Architects have long borrowed from nature. Biomorphism, the assimilation of natural existing elements as inspiration in design, likely originated with the beginning of manmade environments and remains apparent today. A more nuanced concept, biomimetic architecture is an offshoot of the relatively new science of biomimicry explored and popularised by Janine Benyus in her 1997 book Biomimicry: Innovation Inspired by Nature. The main idea of the biomimetic philosophy is that nature’s inhabitants including animals, plants, and microbes have the most experience in solving problems and have already found the most appropriate ways to last on planet Earth. Similarly, biomimetic architecture seeks solutions for building sustainability present in nature, not only by replicating their natural forms, but also by understanding their systems of survival.
In some ways a proponent, or precursor, of this school of thinking ahead of its defining is the Mexican architect Javier Senosiain. Born in 1948, Senosiain is widely considered to be one of the pioneers of organic architecture in Mexico. A graduate of the National Autonomous University of Mexico, Senosiain currently serves as an Architecture professor at the university. Over his impressive career, he has designed residential and public buildings, offices, industrial plants, as well as centres of touristic activity. Senosiain dedicated a large part of his professional life to experimenting with habitable space and its relationship with nature. In the field of research, he deepened the investigation of ferrocement – traditionally a system of construction using reinforced mortar or plaster applied over an “armature” of metal mesh – for its use in both small and large structures.
Among his most compelling, and certainly aesthetically striking, projects is the residential building Casa Orgánica, completed in 1984. Located in Naucalpan de Juárez, Mexico, and now operated as a public museum, the fascinating home was born from the idea of creating a space that fulfilled the physical and psychological needs of a human being, working closely with nature by learning from its principals. The building seeks to provide spaces similar to the maternal cloister, to the shelters of animals, providing continuous, wide, integral spaces, ultimately liberating and following the natural rhythm of the inhabitants’ movements. Critical to the success of the project is the integrated furniture that facilitates circulation, creating a freeing sense of uninterrupted space.

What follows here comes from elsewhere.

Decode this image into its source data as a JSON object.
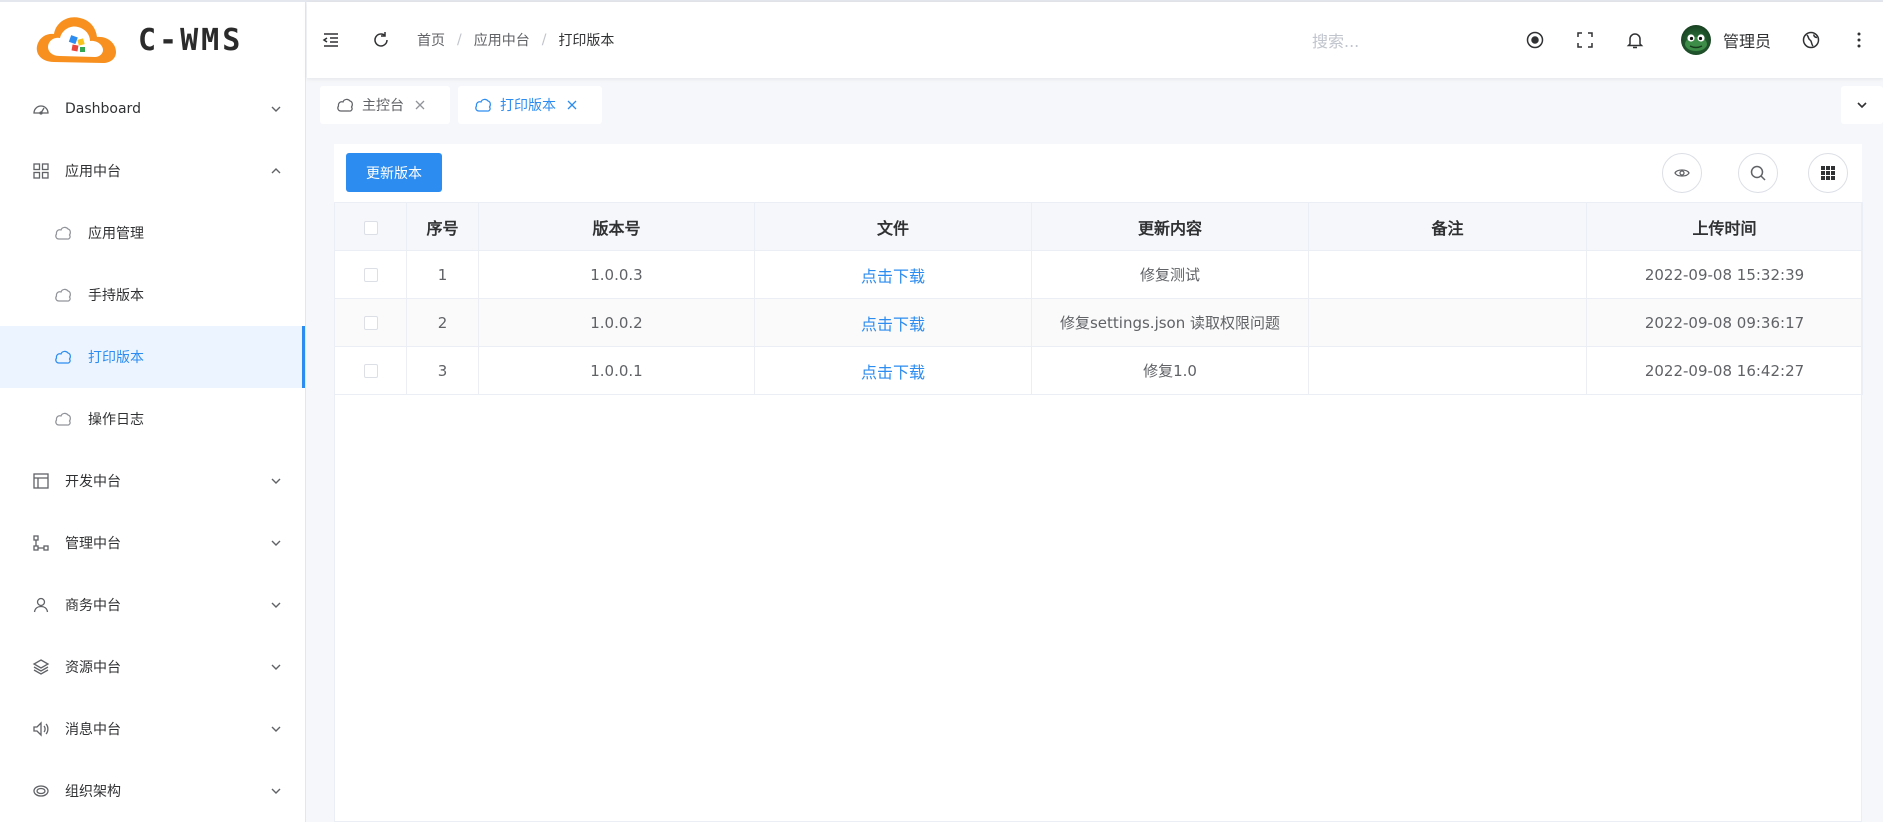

Comprising a living room, dining room and kitchen, and a room to sleep, along with a dressing area and bathroom, a sand-coloured carpet covers the floor of the house, reminiscent of the earth the property is built on. This same colour scheme covers the walls and ceiling, producing a soothing impression of continuity. The home’s interior is accessed by a spiral, which leads to a long tunnel from which rooms appear. In the living room, the curved window increases the visual perspective and has a pompadour, akin to the eyelashes that serve to protect from the sun, dust, wind and rain. Casa Orgánica was designed with a single bedroom, however, as the family who inhabited the space grew, it became necessary to expand it. This remodelling, currently visible, extends from the original tunnel structure at the home’s core.

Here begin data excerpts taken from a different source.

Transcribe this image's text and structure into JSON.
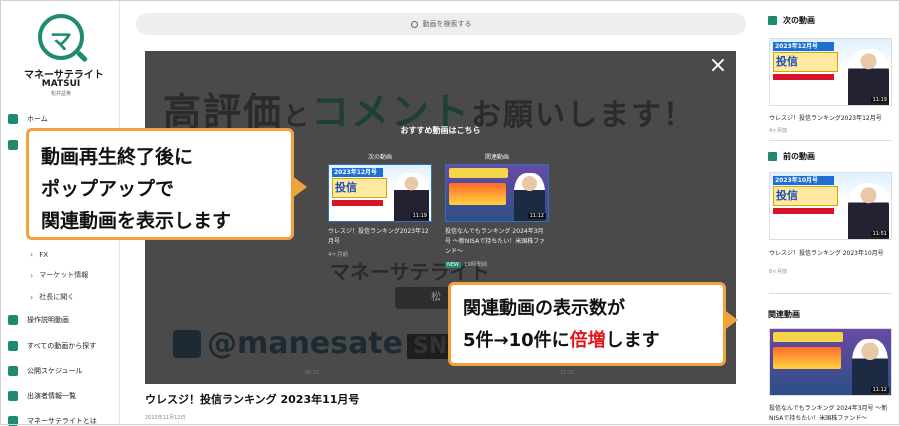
{
  "sidebar": {
    "logo": {
      "mark": "マ",
      "name": "マネーサテライト",
      "sub": "MATSUI",
      "tiny": "松井証券"
    },
    "items": [
      {
        "label": "ホーム",
        "icon": "home-icon"
      },
      {
        "label": "FX",
        "icon": "chevron-right-icon",
        "sub": true
      },
      {
        "label": "マーケット情報",
        "icon": "chevron-right-icon",
        "sub": true
      },
      {
        "label": "社長に聞く",
        "icon": "chevron-right-icon",
        "sub": true
      },
      {
        "label": "操作説明動画",
        "icon": "book-icon"
      },
      {
        "label": "すべての動画から探す",
        "icon": "video-icon"
      },
      {
        "label": "公開スケジュール",
        "icon": "calendar-icon"
      },
      {
        "label": "出演者情報一覧",
        "icon": "person-icon"
      },
      {
        "label": "マネーサテライトとは",
        "icon": "help-icon"
      }
    ]
  },
  "search": {
    "placeholder": "動画を検索する"
  },
  "video": {
    "bg_title_a": "高評価",
    "bg_title_b": "と",
    "bg_title_c": "コメント",
    "bg_title_d": "お願いします！",
    "bg_twitter": "@manesate",
    "bg_sns": "SNS",
    "bg_logo": "マネーサテライト",
    "bg_button": "松",
    "popup_title": "おすすめ動画はこちら",
    "recs": [
      {
        "label": "次の動画",
        "title": "ウレスジ！投信ランキング2023年12月号",
        "date": "4ヶ月前",
        "duration": "11:19",
        "thumb_big": "投信",
        "thumb_bar": "2023年12月号"
      },
      {
        "label": "関連動画",
        "title": "投信なんでもランキング 2024年3月号 ～新NISAで持ちたい！米国株ファンド～",
        "date": "19時間前",
        "badge": "NEW",
        "duration": "11:12"
      }
    ],
    "time_left": "00:21",
    "time_right": "12:21",
    "close": "×"
  },
  "callouts": {
    "c1_lines": [
      "動画再生終了後に",
      "ポップアップで",
      "関連動画を表示します"
    ],
    "c2_line1": "関連動画の表示数が",
    "c2_line2_a": "5件→10件に",
    "c2_line2_b": "倍増",
    "c2_line2_c": "します"
  },
  "main": {
    "title": "ウレスジ！投信ランキング 2023年11月号",
    "date": "2023年11月12日"
  },
  "right": {
    "next": {
      "label": "次の動画",
      "title": "ウレスジ！投信ランキング2023年12月号",
      "date": "4ヶ月前",
      "duration": "11:19",
      "thumb_bar": "2023年12月号",
      "thumb_big": "投信"
    },
    "prev": {
      "label": "前の動画",
      "title": "ウレスジ！投信ランキング 2023年10月号",
      "date": "6ヶ月前",
      "duration": "11:51",
      "thumb_bar": "2023年10月号",
      "thumb_big": "投信"
    },
    "related": {
      "label": "関連動画",
      "title": "投信なんでもランキング 2024年3月号 ～新NISAで持ちたい！米国株ファンド～",
      "duration": "11:12"
    }
  },
  "colors": {
    "accent": "#1f8a70",
    "callout_border": "#f0a33a",
    "highlight_red": "#e0181b"
  }
}
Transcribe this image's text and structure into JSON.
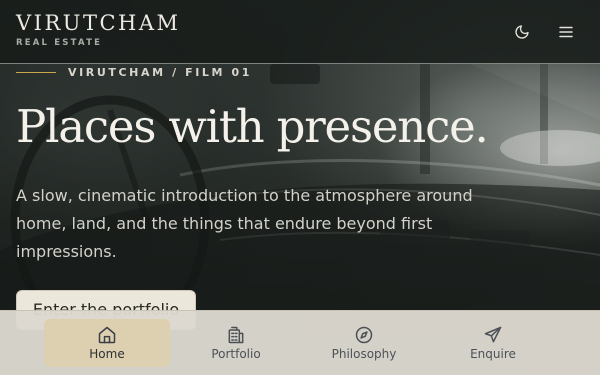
{
  "header": {
    "brand_name": "VIRUTCHAM",
    "brand_tagline": "REAL ESTATE",
    "theme_toggle_icon": "moon-icon",
    "menu_icon": "hamburger-menu-icon"
  },
  "hero": {
    "kicker": "VIRUTCHAM / FILM 01",
    "headline": "Places with presence.",
    "intro": "A slow, cinematic introduction to the atmosphere around home, land, and the things that endure beyond first impressions.",
    "cta_label": "Enter the portfolio"
  },
  "bottom_nav": {
    "items": [
      {
        "label": "Home",
        "icon": "home-icon",
        "active": true
      },
      {
        "label": "Portfolio",
        "icon": "building-icon",
        "active": false
      },
      {
        "label": "Philosophy",
        "icon": "compass-icon",
        "active": false
      },
      {
        "label": "Enquire",
        "icon": "send-icon",
        "active": false
      }
    ]
  },
  "colors": {
    "accent": "#c9a84a",
    "topbar_bg": "#161b19",
    "nav_bg": "#ddd9cf",
    "nav_active_bg": "#ddd0b1",
    "cta_bg": "#ece7db"
  }
}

To effectively create the building’s animate structure, a malleable material was required. This is where Senosiain’s long time interest in ferrocement came in. This means of building, the origin of reinforced concrete, largely forgotten by the construction industry, promised a monolithic structure, resistant, moldable and highly elastic. Once the structure was completed, the house was meticulously covered in earth. From the outside, visitors only see grass, shrubs, trees and flowers, which, by evapotranspiration, produce oxygen, combat pollution and filter dust and carbon dioxide, creating a microclimate. Senosiain’s idea was that the garden would envelope the entire house, with the soil and grass around the building insulating the home in the winter and keeping the living space cool in the summer.

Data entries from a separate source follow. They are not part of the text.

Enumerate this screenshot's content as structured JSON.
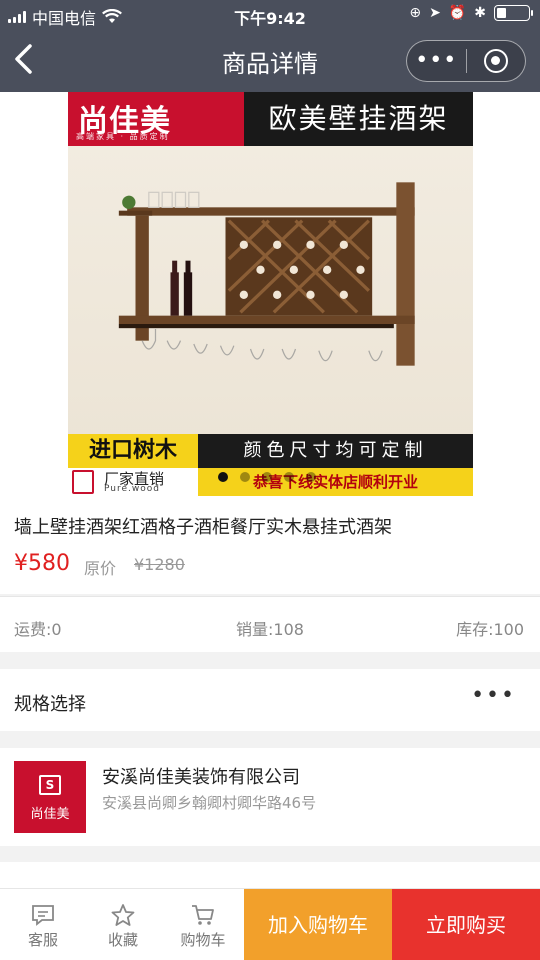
{
  "status_bar": {
    "carrier": "中国电信",
    "time": "下午9:42",
    "battery_level": 0.3
  },
  "nav": {
    "title": "商品详情"
  },
  "banner": {
    "brand_name": "尚佳美",
    "brand_slogan": "高端家具 · 品质定制",
    "headline": "欧美壁挂酒架",
    "tag_import": "进口树木",
    "tag_custom": "颜色尺寸均可定制",
    "factory_title": "厂家直销",
    "factory_sub": "Pure.wood",
    "opening": "恭喜下线实体店顺利开业",
    "slide_count": 5,
    "active_slide": 1
  },
  "product": {
    "title": "墙上壁挂酒架红酒格子酒柜餐厅实木悬挂式酒架",
    "price": "¥580",
    "original_label": "原价",
    "original_price": "¥1280"
  },
  "stats": {
    "shipping": "运费:0",
    "sales": "销量:108",
    "stock": "库存:100"
  },
  "spec": {
    "label": "规格选择",
    "more": "•••"
  },
  "shop": {
    "logo_text": "尚佳美",
    "name": "安溪尚佳美装饰有限公司",
    "address": "安溪县尚卿乡翰卿村卿华路46号"
  },
  "bottom_bar": {
    "service": "客服",
    "favorite": "收藏",
    "cart": "购物车",
    "add_to_cart": "加入购物车",
    "buy_now": "立即购买"
  },
  "colors": {
    "nav_bg": "#4a4f5c",
    "price_red": "#e02020",
    "brand_red": "#c8102e",
    "cart_orange": "#f2a02b",
    "buy_red": "#e8322d"
  }
}
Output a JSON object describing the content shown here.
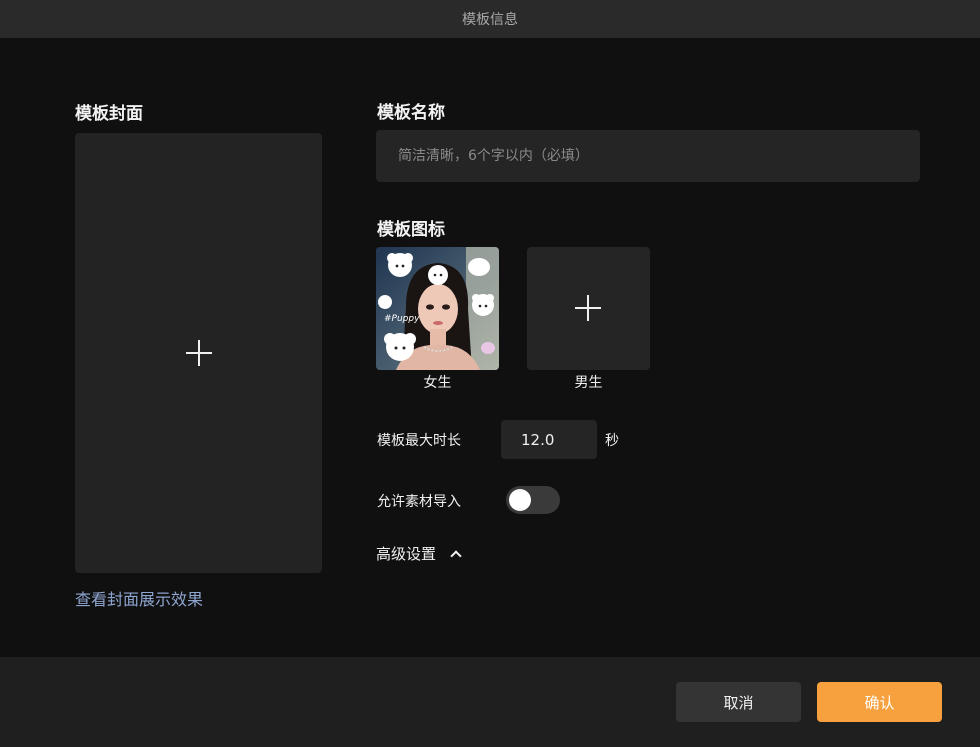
{
  "window": {
    "title": "模板信息"
  },
  "cover": {
    "label": "模板封面",
    "preview_link": "查看封面展示效果"
  },
  "name": {
    "label": "模板名称",
    "value": "",
    "placeholder": "简洁清晰，6个字以内（必填）"
  },
  "icons": {
    "label": "模板图标",
    "female": {
      "caption": "女生",
      "image_text": "#Puppy"
    },
    "male": {
      "caption": "男生"
    }
  },
  "duration": {
    "label": "模板最大时长",
    "value": "12.0",
    "unit": "秒"
  },
  "allow_import": {
    "label": "允许素材导入",
    "enabled": false
  },
  "advanced": {
    "label": "高级设置"
  },
  "footer": {
    "cancel_label": "取消",
    "confirm_label": "确认"
  },
  "colors": {
    "accent": "#f7a13e",
    "link": "#8ea5cf",
    "panel": "#101010",
    "field": "#252525"
  }
}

Today, biomimetic architecture, a multi-disciplinary approach to sustainable design, follows a set of principles rather than stylistic codes, going beyond using nature as inspiration for the aesthetic components of built form but rather seeking to use nature to solve problems of the building’s functioning and saving energy. Recent advancements in fabrication techniques, computational imaging, and simulation tools have opened up new possibilities to mimic nature across different architectural scales. As a result, there has been a rapid growth in devising innovative design approaches and solutions to counter the 21st century’s ubiquitous waste of energy.